Rasanya ke dua ayat di atas benar-benar pas untuk memulai laporan perjalanan kami kali ini. Betapa tidak. Jika pada musim panas yang biasanya berlangsung antara bulan Juli hingga Agustus matahari terbit sekitar pukul 5 pagi dan terbenam sekitar pukul 22.30 maka pada musim dingin yang biasanya berlangsung antara bulan Desember hingga Februari matahari baru terbit pukul 8 lebih dan terbenam sebelum pukul 5 ! Hal ini lebih terasa lagi ketika kita berpuasa, khususnya puasa Ramadhan.
Lucunya, ketika bulan Ramadhan jatuh di musim panas, ada saja sejumlah orang yang meminta keringanan karena puasa kita memang jauh lebih panjang dibanding puasa ditanah air. Namun ketika bulan Ramadhan jatuh di musim dingin yang berarti puasa menjadi jauh lebih pendek, tak satupun yang memprotesnya ….:-) …
Begitupun ketika kita berlibur. Di musim panas, selama hampir 17 jam lamanya kita bisa sepuas mungkin menikmati pemandangan di siang hari.

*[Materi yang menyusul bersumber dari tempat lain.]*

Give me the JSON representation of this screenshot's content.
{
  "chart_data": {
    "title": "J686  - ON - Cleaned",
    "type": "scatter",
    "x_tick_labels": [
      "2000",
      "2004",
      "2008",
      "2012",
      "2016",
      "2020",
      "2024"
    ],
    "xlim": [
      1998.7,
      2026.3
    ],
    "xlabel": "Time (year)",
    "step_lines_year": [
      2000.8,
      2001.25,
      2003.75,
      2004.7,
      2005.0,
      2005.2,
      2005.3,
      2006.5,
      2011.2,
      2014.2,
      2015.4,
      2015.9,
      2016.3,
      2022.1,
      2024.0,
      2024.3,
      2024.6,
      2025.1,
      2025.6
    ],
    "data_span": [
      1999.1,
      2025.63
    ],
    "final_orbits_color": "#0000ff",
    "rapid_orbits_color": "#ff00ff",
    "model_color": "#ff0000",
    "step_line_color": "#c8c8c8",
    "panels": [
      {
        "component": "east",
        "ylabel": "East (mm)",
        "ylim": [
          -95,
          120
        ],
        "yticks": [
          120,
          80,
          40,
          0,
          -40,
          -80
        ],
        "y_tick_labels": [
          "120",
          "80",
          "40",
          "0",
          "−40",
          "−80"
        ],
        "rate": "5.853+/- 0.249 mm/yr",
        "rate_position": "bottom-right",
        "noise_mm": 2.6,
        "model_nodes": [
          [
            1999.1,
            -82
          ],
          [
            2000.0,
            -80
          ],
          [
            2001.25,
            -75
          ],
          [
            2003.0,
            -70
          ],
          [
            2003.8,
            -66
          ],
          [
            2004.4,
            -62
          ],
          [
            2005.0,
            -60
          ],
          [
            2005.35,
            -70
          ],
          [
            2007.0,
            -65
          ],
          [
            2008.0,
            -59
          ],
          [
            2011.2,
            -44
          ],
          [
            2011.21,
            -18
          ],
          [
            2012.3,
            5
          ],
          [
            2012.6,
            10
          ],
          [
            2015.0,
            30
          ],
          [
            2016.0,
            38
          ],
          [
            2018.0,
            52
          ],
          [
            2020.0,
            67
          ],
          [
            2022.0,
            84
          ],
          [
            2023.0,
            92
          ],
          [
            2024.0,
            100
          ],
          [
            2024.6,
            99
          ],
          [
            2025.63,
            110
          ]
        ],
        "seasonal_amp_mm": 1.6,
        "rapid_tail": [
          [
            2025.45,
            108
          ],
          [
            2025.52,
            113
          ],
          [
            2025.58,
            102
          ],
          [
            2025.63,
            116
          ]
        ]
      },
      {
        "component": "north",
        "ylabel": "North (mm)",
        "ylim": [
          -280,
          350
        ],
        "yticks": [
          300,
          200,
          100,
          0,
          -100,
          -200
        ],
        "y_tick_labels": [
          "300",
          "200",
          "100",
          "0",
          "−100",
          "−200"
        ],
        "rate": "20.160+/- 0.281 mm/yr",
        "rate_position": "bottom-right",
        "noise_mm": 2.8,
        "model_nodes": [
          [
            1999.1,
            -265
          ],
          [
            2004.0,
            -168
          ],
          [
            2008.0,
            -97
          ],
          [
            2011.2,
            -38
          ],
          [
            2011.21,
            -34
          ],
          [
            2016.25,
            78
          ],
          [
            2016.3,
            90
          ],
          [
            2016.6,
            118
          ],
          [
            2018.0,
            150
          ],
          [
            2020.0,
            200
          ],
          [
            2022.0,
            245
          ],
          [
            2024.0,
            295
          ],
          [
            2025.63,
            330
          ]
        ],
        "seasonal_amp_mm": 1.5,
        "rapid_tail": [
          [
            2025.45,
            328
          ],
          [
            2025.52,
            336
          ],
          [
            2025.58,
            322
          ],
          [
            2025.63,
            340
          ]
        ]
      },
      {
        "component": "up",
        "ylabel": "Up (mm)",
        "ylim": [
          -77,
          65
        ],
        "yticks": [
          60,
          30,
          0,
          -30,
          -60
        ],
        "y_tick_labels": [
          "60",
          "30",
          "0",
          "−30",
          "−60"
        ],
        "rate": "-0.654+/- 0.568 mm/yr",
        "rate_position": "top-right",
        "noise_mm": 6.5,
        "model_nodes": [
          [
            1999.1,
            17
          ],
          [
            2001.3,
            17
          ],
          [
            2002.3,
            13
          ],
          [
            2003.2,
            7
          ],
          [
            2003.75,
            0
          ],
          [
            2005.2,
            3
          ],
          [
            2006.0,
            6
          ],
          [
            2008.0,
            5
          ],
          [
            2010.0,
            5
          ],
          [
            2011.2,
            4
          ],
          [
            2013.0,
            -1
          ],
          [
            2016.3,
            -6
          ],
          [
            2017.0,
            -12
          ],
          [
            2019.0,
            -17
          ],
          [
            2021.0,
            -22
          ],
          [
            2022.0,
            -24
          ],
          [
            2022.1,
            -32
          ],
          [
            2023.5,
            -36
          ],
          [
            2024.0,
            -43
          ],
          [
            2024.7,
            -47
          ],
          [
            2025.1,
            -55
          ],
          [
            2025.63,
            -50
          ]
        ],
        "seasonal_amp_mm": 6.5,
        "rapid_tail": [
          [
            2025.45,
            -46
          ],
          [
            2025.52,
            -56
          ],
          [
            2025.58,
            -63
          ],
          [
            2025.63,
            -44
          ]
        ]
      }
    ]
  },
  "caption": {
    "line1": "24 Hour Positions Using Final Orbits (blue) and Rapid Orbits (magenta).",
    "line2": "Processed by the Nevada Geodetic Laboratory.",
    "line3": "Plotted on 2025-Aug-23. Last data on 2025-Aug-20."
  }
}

Sebaliknya ketika musim dingin, waktu terasa begitu cepat berlalu. Rasanya belum puas kita menikmati pemandangan sembari berfoto-foto mengambil gambar kenangan .. tahu2 hari telah gelap. Inilah salah satu bukti kekuasaan Allah swt yang tidak mungkin dapat diingkari.
Perjalanan kami kali ini adalah perjalanan terpanjang yang kami lalui dengan menggunakan mobil pribadi, yaitu 3000 km bolak balik. Salah satu keuntungan bepergian di Eropa memang melalui jalan darat, baik dengan mobil pribadi maupun mobil sewaan. Dengan cara ini dengan mudah kita dapat mengunjungi berbagai kota di Eropa. Ini dimungkinkan karena adanya jaringan jalan/highway antar negara yang terkoordinir dengan baik. Disamping itu, dengan tidak adanya pengecekan di perbatasan setiap negara serta digunakannya satu mata uang Uni Eropa, yaitu Euro, menjadikan perjalanan sangat mudah, aman dan nyaman.
Kota pertama yang kami kunjungi adalah Montpellier. Namun kami mampir dahulu ke kota abad pertengahan ( Cite Medieval), bernama Carcassonne yang terletak sekitar 350 km timur Pau. Kota tua yang dikelilingi benteng kuno ini ternyata menyimpan sejarah kelam kekejaman pasukan Salib ( The Crusaders) dibawah perintah Paus Innocent III. Carcassonne ( termasuk Toulouse, Beziers dan Montpellier ) yang ketika itu berada dibawah kekuasaan raja Raimond-Roger Trencavel, pada tahun 1209 harus menerima hukuman berat karena sang raja dianggap terlalu permisif dan toleran terhadap pemeluk agama lain. Seluruh penduduk Beziers yang mayoritas Yahudi ini bahkan habis dibunuh.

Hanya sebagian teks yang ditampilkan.